We were talking in Bible Study the other week about different dimensions of what it means to live a life of radical welcome. There’s the outward dimension, of course, of welcoming the stranger, opening our doors to those who might not have felt invited, or connected to our community. This is important work and programs like TEC’s Invite, Welcome, Connect can provide us with models and blueprints for how our parishes might become places of welcome for all people. But there’s another dimension to this welcome, a more interior dimension. And that’s where we learn to welcome those parts of ourselves that we’d rather not notice, or that we mistakenly think we’ve successfully hidden away from God and other people.

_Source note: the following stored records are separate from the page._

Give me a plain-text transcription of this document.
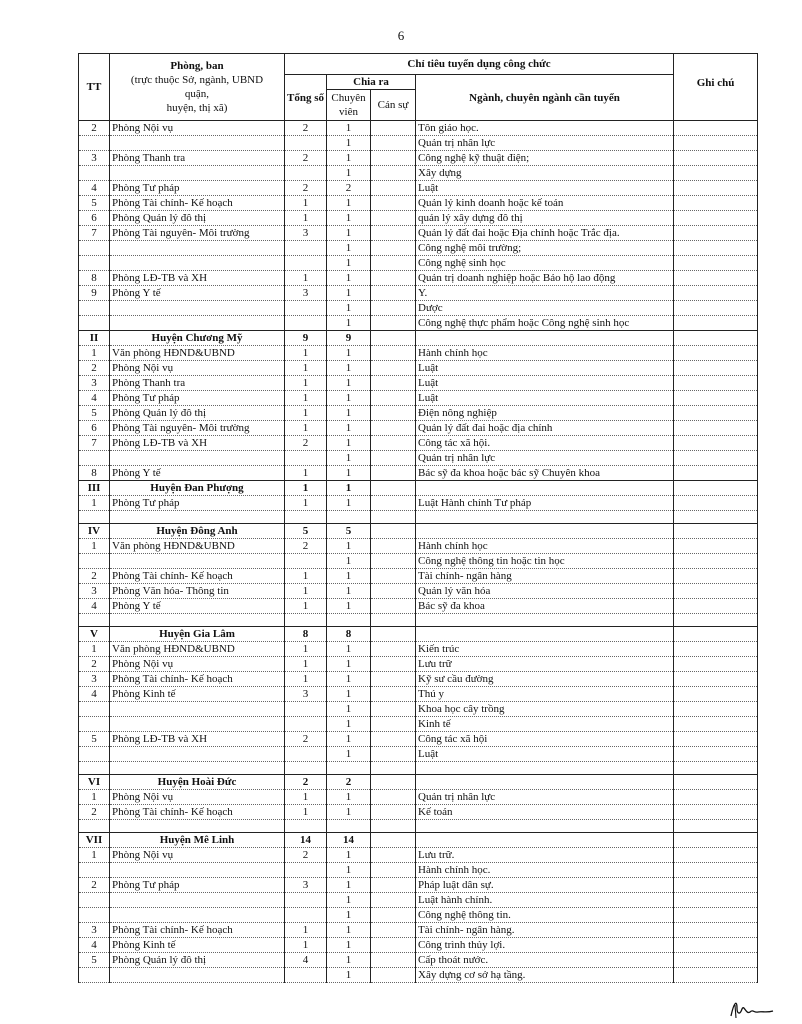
6
TT	Phòng, ban
(trực thuộc Sở, ngành, UBND
quận,
huyện, thị xã)	Chỉ tiêu tuyển dụng công chức				Ghi chú
		Tổng số	Chia ra		Ngành, chuyên ngành cần tuyển	
			Chuyên viên	Cán sự		
2	Phòng Nội vụ	2	1		Tôn giáo học.	
			1		Quản trị nhân lực	
3	Phòng Thanh tra	2	1		Công nghệ kỹ thuật điện;	
			1		Xây dựng	
4	Phòng Tư pháp	2	2		Luật	
5	Phòng Tài chính- Kế hoạch	1	1		Quản lý kinh doanh hoặc kế toán	
6	Phòng Quản lý đô thị	1	1		quản lý xây dựng đô thị	
7	Phòng Tài nguyên- Môi trường	3	1		Quản lý đất đai hoặc Địa chính hoặc Trắc địa.	
			1		Công nghệ môi trường;	
			1		Công nghệ sinh học	
8	Phòng LĐ-TB và XH	1	1		Quản trị doanh nghiệp hoặc Bảo hộ lao động	
9	Phòng Y tế	3	1		Y.	
			1		Dược	
			1		Công nghệ thực phẩm hoặc Công nghệ sinh học	
II	Huyện Chương Mỹ	9	9			
1	Văn phòng HĐND&UBND	1	1		Hành chính học	
2	Phòng Nội vụ	1	1		Luật	
3	Phòng Thanh tra	1	1		Luật	
4	Phòng Tư pháp	1	1		Luật	
5	Phòng Quản lý đô thị	1	1		Điện nông nghiệp	
6	Phòng Tài nguyên- Môi trường	1	1		Quản lý đất đai hoặc địa chính	
7	Phòng LĐ-TB và XH	2	1		Công tác xã hội.	
			1		Quản trị nhân lực	
8	Phòng Y tế	1	1		Bác sỹ đa khoa hoặc bác sỹ Chuyên khoa	
III	Huyện Đan Phượng	1	1			
1	Phòng Tư pháp	1	1		Luật Hành chính Tư pháp	

IV	Huyện Đông Anh	5	5			
1	Văn phòng HĐND&UBND	2	1		Hành chính học	
			1		Công nghệ thông tin hoặc tin học	
2	Phòng Tài chính- Kế hoạch	1	1		Tài chính- ngân hàng	
3	Phòng Văn hóa- Thông tin	1	1		Quản lý văn hóa	
4	Phòng Y tế	1	1		Bác sỹ đa khoa	

V	Huyện Gia Lâm	8	8			
1	Văn phòng HĐND&UBND	1	1		Kiến trúc	
2	Phòng Nội vụ	1	1		Lưu trữ	
3	Phòng Tài chính- Kế hoạch	1	1		Kỹ sư cầu đường	
4	Phòng Kinh tế	3	1		Thú y	
			1		Khoa học cây trồng	
			1		Kinh tế	
5	Phòng LĐ-TB và XH	2	1		Công tác xã hội	
			1		Luật	

VI	Huyện Hoài Đức	2	2			
1	Phòng Nội vụ	1	1		Quản trị nhân lực	
2	Phòng Tài chính- Kế hoạch	1	1		Kế toán	

VII	Huyện Mê Linh	14	14			
1	Phòng Nội vụ	2	1		Lưu trữ.	
			1		Hành chính học.	
2	Phòng Tư pháp	3	1		Pháp luật dân sự.	
			1		Luật hành chính.	
			1		Công nghệ thông tin.	
3	Phòng Tài chính- Kế hoạch	1	1		Tài chính- ngân hàng.	
4	Phòng Kinh tế	1	1		Công trình thủy lợi.	
5	Phòng Quản lý đô thị	4	1		Cấp thoát nước.	
			1		Xây dựng cơ sở hạ tầng.	
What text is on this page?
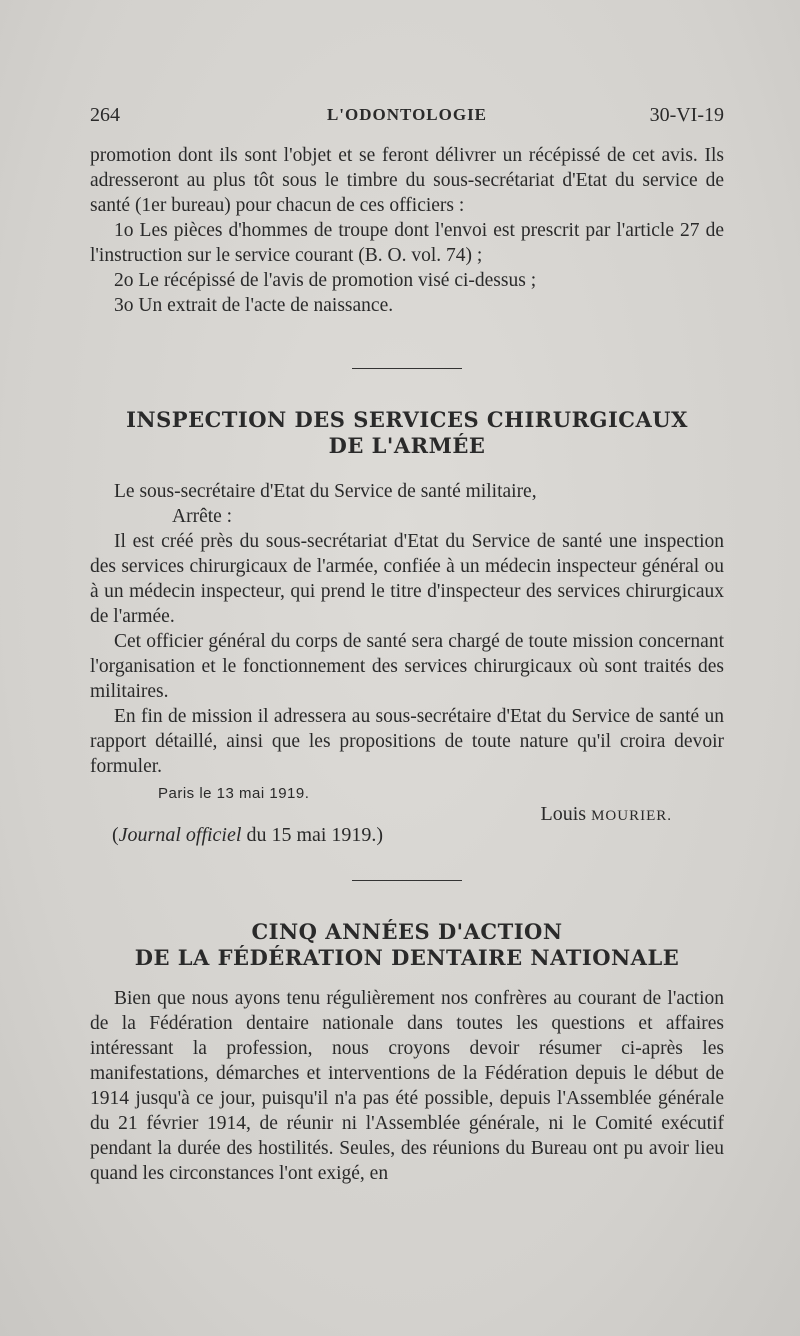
264	L'ODONTOLOGIE	30-VI-19

promotion dont ils sont l'objet et se feront délivrer un récépissé de cet avis. Ils adresseront au plus tôt sous le timbre du sous-secrétariat d'Etat du service de santé (1er bureau) pour chacun de ces officiers :

1o Les pièces d'hommes de troupe dont l'envoi est prescrit par l'article 27 de l'instruction sur le service courant (B. O. vol. 74) ;

2o Le récépissé de l'avis de promotion visé ci-dessus ;

3o Un extrait de l'acte de naissance.

INSPECTION DES SERVICES CHIRURGICAUX
DE L'ARMÉE

Le sous-secrétaire d'Etat du Service de santé militaire,

Arrête :

Il est créé près du sous-secrétariat d'Etat du Service de santé une inspection des services chirurgicaux de l'armée, confiée à un médecin inspecteur général ou à un médecin inspecteur, qui prend le titre d'inspecteur des services chirurgicaux de l'armée.

Cet officier général du corps de santé sera chargé de toute mission concernant l'organisation et le fonctionnement des services chirurgicaux où sont traités des militaires.

En fin de mission il adressera au sous-secrétaire d'Etat du Service de santé un rapport détaillé, ainsi que les propositions de toute nature qu'il croira devoir formuler.

Paris le 13 mai 1919.
Louis MOURIER.
(Journal officiel du 15 mai 1919.)
CINQ ANNÉES D'ACTION
DE LA FÉDÉRATION DENTAIRE NATIONALE

Bien que nous ayons tenu régulièrement nos confrères au courant de l'action de la Fédération dentaire nationale dans toutes les questions et affaires intéressant la profession, nous croyons devoir résumer ci-après les manifestations, démarches et interventions de la Fédération depuis le début de 1914 jusqu'à ce jour, puisqu'il n'a pas été possible, depuis l'Assemblée générale du 21 février 1914, de réunir ni l'Assemblée générale, ni le Comité exécutif pendant la durée des hostilités. Seules, des réunions du Bureau ont pu avoir lieu quand les circonstances l'ont exigé, en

Paradoxically, it’s in recognizing, naming, going towards and welcoming those bits of ourselves that we tried to bury or split off with love, that starts to change them. In welcoming all aspects of ourselves--our anger, resentment, fear, worry, anxiety--and not just the pretty parts, we come to taste the peace that passes understanding. We come to know in our bones that nothing can separate us from the love of God. We come to know that hardpan and rich soil aren’t two totally different things. That sometimes the places where we’re stuck, where the ground seems impossibly hard and unworkable, actually provide us with the greatest opportunities to open to grace, to heal so that we can be that healing balm for others. Sometimes the darkness, our woundedness, is exactly the place where grace can do it’s most transfiguring work.
There will be times in our lives where we’re walking over rocky ground and stubbing our toes at every turn. There will be times when all of our hard work vanishes like birds pecking away at newly sown seed. There will be times where the cares of the world--power, prestige, possessions--so dominate and constrict our perceptions that it’s hard a catch a glimpse of the Kingdom at all. That’s called being human. That’s why it’s called the spiritual journey. The last thing we should do is straight-jacket ourselves, or others into some idealized picture of who we think we should be and who we think others should be--judging ourselves and others for their so-called progress or lack of it. Letting ourselves just be ourselves in a spirit of gratitude for what arises gradually blossoms into our being able to let others be themselves, too. Whether they’re hardpan, thistle patches, or rich deep soil we let them be. And letting them be, just as they are without trying to fix or fiddle, is just another word for love.